The far-right National Democratic Party (NPD) provoked outrage on
Friday by walking out of a minute´s silence for Nazi victims and
referring to Allied strikes on the German city of Dresden in 1945 as
a "bombing holocaust."
Now the government, which failed in a previous attempt to ban the
party, is under pressure to act, with opposition conservatives
pushing for a rapid response.
The debate is raging as German President Horst Koehler gets set to
join leaders from Poland, France, Russia and Israel at commemorations
on Thursday to mark the 60th anniversary of the liberation of the
Auschwitz concentration camp.
"There´s no doubt it´s an embarrassment," said Wolfgang Wippermann, a
professor at Free University in Berlin and expert on the far
right. "The government has to show its teeth." Interior Minister Otto
Schily has decided against another attempt at banning the NPD, which
the government has likened to Adolf Hitler´s nascent Nazis.

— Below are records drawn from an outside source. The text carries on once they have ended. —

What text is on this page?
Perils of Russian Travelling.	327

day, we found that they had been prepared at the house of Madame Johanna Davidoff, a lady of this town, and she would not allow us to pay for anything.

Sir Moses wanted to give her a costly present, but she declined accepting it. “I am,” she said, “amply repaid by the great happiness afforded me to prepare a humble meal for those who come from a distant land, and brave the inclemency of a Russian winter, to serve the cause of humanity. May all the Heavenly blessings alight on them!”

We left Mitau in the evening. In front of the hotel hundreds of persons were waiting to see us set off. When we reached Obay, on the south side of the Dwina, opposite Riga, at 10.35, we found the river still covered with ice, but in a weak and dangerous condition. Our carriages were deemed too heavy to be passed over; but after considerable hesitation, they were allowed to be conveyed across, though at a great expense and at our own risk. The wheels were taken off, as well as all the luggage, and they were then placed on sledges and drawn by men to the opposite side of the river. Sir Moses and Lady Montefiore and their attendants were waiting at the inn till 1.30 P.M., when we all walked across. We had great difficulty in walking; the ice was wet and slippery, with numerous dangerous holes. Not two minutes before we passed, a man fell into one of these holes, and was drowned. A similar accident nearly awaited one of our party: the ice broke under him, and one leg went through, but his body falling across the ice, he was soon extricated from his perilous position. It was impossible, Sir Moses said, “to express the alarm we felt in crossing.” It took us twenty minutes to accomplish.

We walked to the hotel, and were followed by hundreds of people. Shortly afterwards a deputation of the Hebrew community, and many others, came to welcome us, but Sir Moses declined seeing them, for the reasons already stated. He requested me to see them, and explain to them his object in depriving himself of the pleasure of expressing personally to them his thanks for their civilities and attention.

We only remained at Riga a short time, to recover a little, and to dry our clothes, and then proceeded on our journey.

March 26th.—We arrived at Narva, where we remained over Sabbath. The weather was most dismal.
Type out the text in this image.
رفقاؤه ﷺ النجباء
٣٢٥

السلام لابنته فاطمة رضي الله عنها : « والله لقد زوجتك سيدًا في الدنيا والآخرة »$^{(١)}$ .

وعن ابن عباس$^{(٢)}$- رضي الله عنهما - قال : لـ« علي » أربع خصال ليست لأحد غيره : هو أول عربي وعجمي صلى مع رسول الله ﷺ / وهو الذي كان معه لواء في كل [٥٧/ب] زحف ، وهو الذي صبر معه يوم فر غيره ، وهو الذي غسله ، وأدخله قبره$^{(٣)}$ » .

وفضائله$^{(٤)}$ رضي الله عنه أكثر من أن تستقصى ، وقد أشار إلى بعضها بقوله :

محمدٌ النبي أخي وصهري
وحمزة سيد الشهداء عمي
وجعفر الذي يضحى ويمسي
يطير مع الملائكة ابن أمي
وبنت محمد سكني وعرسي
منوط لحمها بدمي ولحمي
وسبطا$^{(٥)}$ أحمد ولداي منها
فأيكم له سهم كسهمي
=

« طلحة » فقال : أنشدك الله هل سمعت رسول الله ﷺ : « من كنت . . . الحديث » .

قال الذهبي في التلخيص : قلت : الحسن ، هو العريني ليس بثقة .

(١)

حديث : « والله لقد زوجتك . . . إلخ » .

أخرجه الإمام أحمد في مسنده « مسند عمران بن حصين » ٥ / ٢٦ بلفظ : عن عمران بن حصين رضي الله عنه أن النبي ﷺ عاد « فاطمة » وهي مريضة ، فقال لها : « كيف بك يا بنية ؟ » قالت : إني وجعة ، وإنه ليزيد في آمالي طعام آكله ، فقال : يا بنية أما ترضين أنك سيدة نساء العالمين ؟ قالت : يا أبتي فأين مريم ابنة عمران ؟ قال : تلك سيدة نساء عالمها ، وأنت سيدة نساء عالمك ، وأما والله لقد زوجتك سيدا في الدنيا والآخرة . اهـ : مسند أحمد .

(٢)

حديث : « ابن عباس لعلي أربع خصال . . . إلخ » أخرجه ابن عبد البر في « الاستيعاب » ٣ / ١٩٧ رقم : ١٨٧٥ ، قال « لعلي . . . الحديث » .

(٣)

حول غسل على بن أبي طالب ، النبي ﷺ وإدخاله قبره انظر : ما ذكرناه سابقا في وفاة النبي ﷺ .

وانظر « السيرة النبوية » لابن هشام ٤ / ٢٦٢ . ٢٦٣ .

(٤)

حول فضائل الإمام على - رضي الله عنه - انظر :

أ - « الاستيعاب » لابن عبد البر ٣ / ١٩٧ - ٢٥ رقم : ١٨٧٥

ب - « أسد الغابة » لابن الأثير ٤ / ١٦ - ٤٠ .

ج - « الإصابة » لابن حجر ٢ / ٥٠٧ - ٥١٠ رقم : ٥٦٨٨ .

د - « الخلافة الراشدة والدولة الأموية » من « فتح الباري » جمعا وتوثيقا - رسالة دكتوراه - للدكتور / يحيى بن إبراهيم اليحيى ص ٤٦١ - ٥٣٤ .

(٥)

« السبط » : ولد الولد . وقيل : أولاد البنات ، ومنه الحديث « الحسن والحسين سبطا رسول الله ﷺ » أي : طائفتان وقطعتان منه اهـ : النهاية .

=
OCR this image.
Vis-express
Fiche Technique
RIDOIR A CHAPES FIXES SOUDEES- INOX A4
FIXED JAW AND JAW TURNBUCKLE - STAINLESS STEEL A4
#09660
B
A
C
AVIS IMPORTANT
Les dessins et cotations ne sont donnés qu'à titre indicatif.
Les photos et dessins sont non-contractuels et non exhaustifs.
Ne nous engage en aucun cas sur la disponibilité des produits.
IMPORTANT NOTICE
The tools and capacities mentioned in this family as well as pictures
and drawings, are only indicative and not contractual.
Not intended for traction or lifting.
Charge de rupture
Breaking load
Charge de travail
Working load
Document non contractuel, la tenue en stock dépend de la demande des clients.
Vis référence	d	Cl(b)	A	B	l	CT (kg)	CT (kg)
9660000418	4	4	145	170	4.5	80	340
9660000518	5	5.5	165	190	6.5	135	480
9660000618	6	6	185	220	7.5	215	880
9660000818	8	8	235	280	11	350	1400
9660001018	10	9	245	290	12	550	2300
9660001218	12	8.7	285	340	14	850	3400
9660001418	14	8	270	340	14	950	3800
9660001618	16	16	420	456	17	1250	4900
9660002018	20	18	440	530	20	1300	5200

Instead, he is pushing ahead with plans to limit the right of far-
right parties to demonstrate.
But this proposal has also encountered resistance within the ruling
coalition of Social Democrats and Greens, with some politicians
warning against tinkering with a law they view as sacrosanct.
"We must place a very high value on the right of assembly. Although
it is sometimes difficult, we should recognize that even right-wing
extremists are protected by our laws," Social Democrat
parliamentarian Sebastian Edathy told German radio on Wednesday.
Now Schily is trying to garner support for a change in the law which
would prevent right-wing extremists from gathering near Jewish and
World War II memorials.
QUESTIONS ABOUT GUILT
The debate comes at a time when some Germans, particularly in the
depressed east, are questioning whether they should be made to feel
responsible for atrocities committed over half a century ago.
Chancellor Gerhard Schroeder, the first German leader with no
personal memory of the war, said in a speech on Tuesday that Germans
bore a "special responsibility" for the Holocaust.
But a survey published in Stern magazine on Wednesday suggested that
a solid majority of Germans do not feel guilty.
In the survey, conducted by the Forsa institute, 74 percent of over
1,000 respondents said they did not believe Germans today needed to
feel guilty for killings at Auschwitz, compared to 20 percent who
said they should.
Wippermann said the government had to demonstrate it was serious
about the far-right threat, but was skeptical about the extent to
which laws could change underlying currents in society.
"The NPD is the tip of the iceberg," he said. "The problem is that in
the east the political discourse is very right-wing oriented. There
are many people who have come to see the Germans as the victims and
that is partly a legacy of the (former East German government) GDR."
The NPD won 9.2 percent in the Saxony state election in September,
giving it seats in the state parliament and an official forum from
which to express radical views.
Earlier this month, it signed a cooperation pact with another far-
right party, the German People´s Union (DVU), pledging to fight under
one banner in the 2006 national poll.
Still, most commentators believe the far right will struggle to win
the five percent support required to enter the German Bundestag.